"Nay!" Agnor Halit interrupted harshly. "Karan has renounced all his claim to you! You are mine!"
That devilish magician, inspired by the malice common to all his ilk, had perpetrated upon me a treachery so utterly fiendish that even the demons in Hell must have shrieked and rocked in glee upon their white-hot brazen seats!
He opened his mouth to its fullest extent, and peals of gargantuan laughter bellowed forth. In a daze, I noted dimly that Koto had stooped and now held something in his hand—why! it looked like a short thick worm—or a centipede. . . .
"Agnor Halit!" Koto spoke with a sneer more bitter than aught the sorcerer knew how to use—"King Karan gave you the image, to do with as pleased your whim—but he gave not his wife! Upon her you have no claim! But I, Koto of the Red Wilderness, in her place give you—this!"
Flung with unerring accuracy, the tiny reptile, writhing and twisting, shot from Koto's hand, disappearing in the yawning cavity of the sorcerer's mouth.
Agnor Halit closed his mouth with a gulp of surprize. He staggered—his face turned to a ghastly greenish hue—the body that had so long defied the ravages of death dashed itself to the ground, rolling in hideous torture—convulsion after convulsion shook it—then slowly ceased—and a second later we were gazing, incredulous, at a carrion corpse that stank most outrageously and in which the worms and maggots were already at work.

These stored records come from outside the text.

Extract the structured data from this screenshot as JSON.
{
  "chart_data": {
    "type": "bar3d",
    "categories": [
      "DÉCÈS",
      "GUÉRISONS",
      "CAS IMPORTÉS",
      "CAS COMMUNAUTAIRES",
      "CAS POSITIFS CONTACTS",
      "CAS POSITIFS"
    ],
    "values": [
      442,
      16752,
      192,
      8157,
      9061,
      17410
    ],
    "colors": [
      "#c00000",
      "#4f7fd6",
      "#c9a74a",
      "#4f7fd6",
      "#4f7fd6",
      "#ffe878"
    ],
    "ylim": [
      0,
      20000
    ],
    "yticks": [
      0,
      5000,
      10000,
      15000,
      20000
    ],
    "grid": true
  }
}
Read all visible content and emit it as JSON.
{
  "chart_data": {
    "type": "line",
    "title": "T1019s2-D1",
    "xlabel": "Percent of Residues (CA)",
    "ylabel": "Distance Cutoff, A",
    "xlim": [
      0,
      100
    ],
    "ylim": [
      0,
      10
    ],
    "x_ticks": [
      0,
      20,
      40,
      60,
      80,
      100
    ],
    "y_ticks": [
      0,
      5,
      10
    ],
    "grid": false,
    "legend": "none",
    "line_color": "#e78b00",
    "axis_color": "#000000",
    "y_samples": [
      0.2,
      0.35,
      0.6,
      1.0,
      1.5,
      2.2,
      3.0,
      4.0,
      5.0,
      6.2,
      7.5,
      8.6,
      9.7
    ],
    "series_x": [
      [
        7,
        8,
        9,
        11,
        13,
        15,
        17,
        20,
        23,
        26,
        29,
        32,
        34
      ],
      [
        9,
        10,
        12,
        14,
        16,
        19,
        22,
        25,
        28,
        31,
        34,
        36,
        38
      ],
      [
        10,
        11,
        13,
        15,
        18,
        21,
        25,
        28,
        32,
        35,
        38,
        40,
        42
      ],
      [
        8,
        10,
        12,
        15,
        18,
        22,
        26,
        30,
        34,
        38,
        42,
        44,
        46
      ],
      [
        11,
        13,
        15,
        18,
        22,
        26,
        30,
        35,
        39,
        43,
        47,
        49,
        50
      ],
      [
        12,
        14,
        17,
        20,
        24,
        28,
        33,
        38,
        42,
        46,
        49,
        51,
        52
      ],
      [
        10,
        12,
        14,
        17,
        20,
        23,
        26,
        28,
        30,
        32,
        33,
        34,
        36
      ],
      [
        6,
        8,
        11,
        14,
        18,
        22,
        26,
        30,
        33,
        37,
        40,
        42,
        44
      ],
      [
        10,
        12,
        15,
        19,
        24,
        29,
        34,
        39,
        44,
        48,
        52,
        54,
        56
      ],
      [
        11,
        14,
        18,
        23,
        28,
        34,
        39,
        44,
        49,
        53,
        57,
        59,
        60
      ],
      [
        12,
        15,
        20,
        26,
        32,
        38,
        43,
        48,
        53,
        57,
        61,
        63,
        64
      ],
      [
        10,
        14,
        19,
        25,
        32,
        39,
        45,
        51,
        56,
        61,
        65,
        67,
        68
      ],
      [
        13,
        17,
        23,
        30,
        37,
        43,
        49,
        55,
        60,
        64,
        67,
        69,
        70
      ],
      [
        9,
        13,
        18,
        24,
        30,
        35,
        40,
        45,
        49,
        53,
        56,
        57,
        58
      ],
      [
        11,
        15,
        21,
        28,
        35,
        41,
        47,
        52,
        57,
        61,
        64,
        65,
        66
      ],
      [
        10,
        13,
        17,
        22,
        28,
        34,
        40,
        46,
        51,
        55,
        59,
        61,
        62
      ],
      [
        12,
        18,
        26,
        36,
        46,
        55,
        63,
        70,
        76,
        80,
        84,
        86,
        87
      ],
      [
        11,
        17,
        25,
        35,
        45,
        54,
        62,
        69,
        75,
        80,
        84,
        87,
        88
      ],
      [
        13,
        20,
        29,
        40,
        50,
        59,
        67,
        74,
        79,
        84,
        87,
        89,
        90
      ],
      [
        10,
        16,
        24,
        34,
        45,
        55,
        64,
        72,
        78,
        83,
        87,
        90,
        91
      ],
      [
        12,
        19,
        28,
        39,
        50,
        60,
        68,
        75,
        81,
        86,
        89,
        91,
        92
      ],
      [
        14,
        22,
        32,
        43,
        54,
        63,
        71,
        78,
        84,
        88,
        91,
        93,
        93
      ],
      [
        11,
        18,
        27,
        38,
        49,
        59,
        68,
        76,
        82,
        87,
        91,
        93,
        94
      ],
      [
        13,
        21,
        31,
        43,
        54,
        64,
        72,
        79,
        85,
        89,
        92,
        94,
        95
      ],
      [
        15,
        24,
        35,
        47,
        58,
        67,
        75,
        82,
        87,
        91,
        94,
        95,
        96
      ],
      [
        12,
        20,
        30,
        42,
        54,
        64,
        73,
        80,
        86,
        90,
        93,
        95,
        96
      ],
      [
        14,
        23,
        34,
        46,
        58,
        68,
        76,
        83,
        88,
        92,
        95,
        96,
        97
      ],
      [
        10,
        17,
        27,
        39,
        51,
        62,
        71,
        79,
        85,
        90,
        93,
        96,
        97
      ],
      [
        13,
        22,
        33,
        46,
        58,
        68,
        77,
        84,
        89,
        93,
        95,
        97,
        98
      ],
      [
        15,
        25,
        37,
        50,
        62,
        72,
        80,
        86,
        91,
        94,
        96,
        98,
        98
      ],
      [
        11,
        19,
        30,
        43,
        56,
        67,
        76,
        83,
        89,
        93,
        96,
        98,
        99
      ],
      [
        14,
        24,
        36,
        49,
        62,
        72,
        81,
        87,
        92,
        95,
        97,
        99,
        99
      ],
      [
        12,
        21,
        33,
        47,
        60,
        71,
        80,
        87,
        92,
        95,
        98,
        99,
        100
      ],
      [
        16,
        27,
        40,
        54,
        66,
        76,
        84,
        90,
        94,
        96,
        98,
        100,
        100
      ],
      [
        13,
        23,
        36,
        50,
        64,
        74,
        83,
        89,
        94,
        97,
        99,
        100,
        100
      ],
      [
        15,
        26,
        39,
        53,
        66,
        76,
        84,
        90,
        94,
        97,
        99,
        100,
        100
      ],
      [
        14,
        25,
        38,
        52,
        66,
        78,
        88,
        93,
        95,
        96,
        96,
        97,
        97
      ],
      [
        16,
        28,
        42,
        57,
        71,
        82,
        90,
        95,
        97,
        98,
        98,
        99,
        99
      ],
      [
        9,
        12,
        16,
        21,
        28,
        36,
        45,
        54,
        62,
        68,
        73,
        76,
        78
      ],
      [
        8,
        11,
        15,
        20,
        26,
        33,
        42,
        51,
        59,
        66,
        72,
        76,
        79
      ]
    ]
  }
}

"Somewhat of magic Koto knows," Koto grinned. "While my body lay still, my spirit went with my King and saw all; then, returning, I dreamed the secret Agnor Halit deemed that none knew save himself! The Princess of Hell crawled into my hand that I might use her, and so, she revenged herself! Agnor Halit is now in Hell, where she can deal with him according to her fancy!"
We mounted our great birds. My Queen sat before me, my arm steadying her. Before us, smiling pleasantly, was Koto's father. Koto grinned at him.
"Am I your son?"
"I myself could have wrought no better," responded the great Elemental, generously.
"Your son is sorry his father has lost his once mighty power." Koto's tone was lugubrious in the extreme.
"Lost my power?"
"Aye! My King would rest tonight within my castle on the far edge of the Red Wilderness, my Barony—yet here we sit on these ugly, slow birds. . ."
Again the fury of the elements were loosed for my benefit. . . . We slept that night at Koto's castle!